Senate Republicans are being accused of politicizing a major public health crisis on Tuesday after a bill to fund Zika virus research failed because the GOP packed the legislation with "extreme and unnecessary partisan priorities."
"In a 52-48 vote, the Senate fell eight votes short of moving past a procedural hurdle against the House-Senate conference report on a military and veterans spending bill, which includes $1.1 billion to fund the Zika virus research," The Hill reports.
Sen. Joe Donnelly (D-Ind.) reportedly broke with his party and voted for the deal while GOP Sens. James Lankford (R-Okla.), Mike Lee (R-Utah), and Majority Leader Mitch McConnell (R-Ky.) voted against. As The Hill notes, "McConnell's 'no' vote allows him to bring the measure back up for another vote."
Sen. Elizabeth Warren (D-Mass.) took to social media to express her disgust for the legislation and lawmakers behind it.
According to Warren, not only does the bill provide $800 million less than the White House had requested—stealing money from both the Ebola response fund and the Affordable Care Act healthcare exchanges—but it also "blocks Planned Parenthood from receiving birth control grant money that would help poor women with Zika avoid having deformed babies," rolls back Clean Water Act requirements designed to keep pesticides out of drinking water, and slashes U.S. Department of Veterans Affairs funding by $500 million.
Reportedly also included in the bill is a measure that would permit the Confederate flag to fly at veterans cemeteries.
"Is this some sort of sick joke?" Warren asked, calling out the Senate GOP.
I didn’t think the GOP could write 1 bill to hurt women, vets, Obamacare, PP, AND clean water all at once – but they did it. #Zika— Elizabeth Warren (@SenWarren) June 28, 2016
The bill was passed by the House of Representatives last week before the lower house departed for its July 4th recess. Ahead of Tuesday's vote, Senate Minority Leader Harry Reid (D-Nev.) and other top Democrats sent a letter to McConnell and House Speaker Paul Ryan (R-Wis.) calling for a new round of negotiations.

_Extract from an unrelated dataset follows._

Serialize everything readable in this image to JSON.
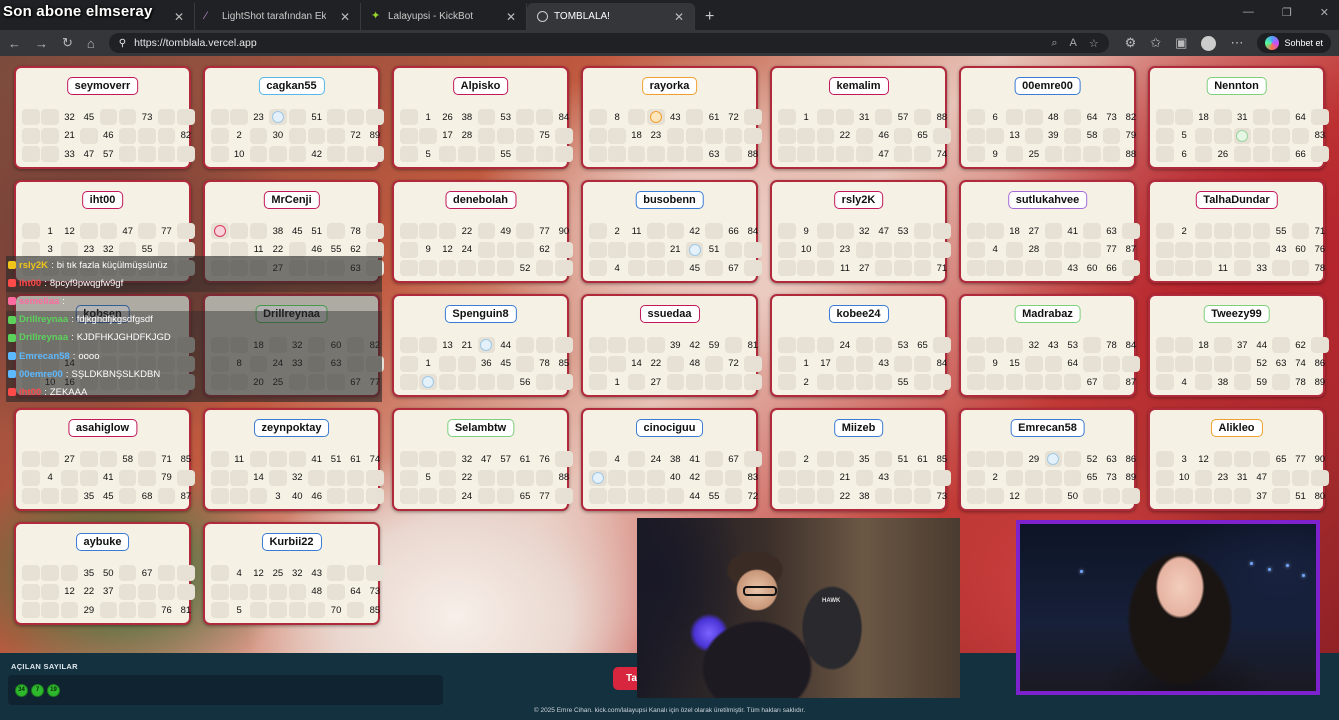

"We are writing to urge your cooperation in quickly negotiating an agreement that rejects politicizing disaster response with extreme and unnecessary partisan priorities," the letter states. However, according to The Hill, "GOP leadership have given no indications they are willing to rethink the current agreement," and McConnell said lawmakers would vote again after the holiday.
The partisan stalemate is likely to erupt as concern over the Zika virus grows. "The attack ads this time write themselves," note Politico's Burgess Everett and Jennifer Haberkorn.
Indeed, Senate Republicans are already spinning the failed bill as Democrats "standing in the way of #Zika funding to protect women and babies." Or as Sen. John Thune (R-SD) put it: "D's are more interested in pacifying a special-interest group than they are in actually doing anything about #Zika."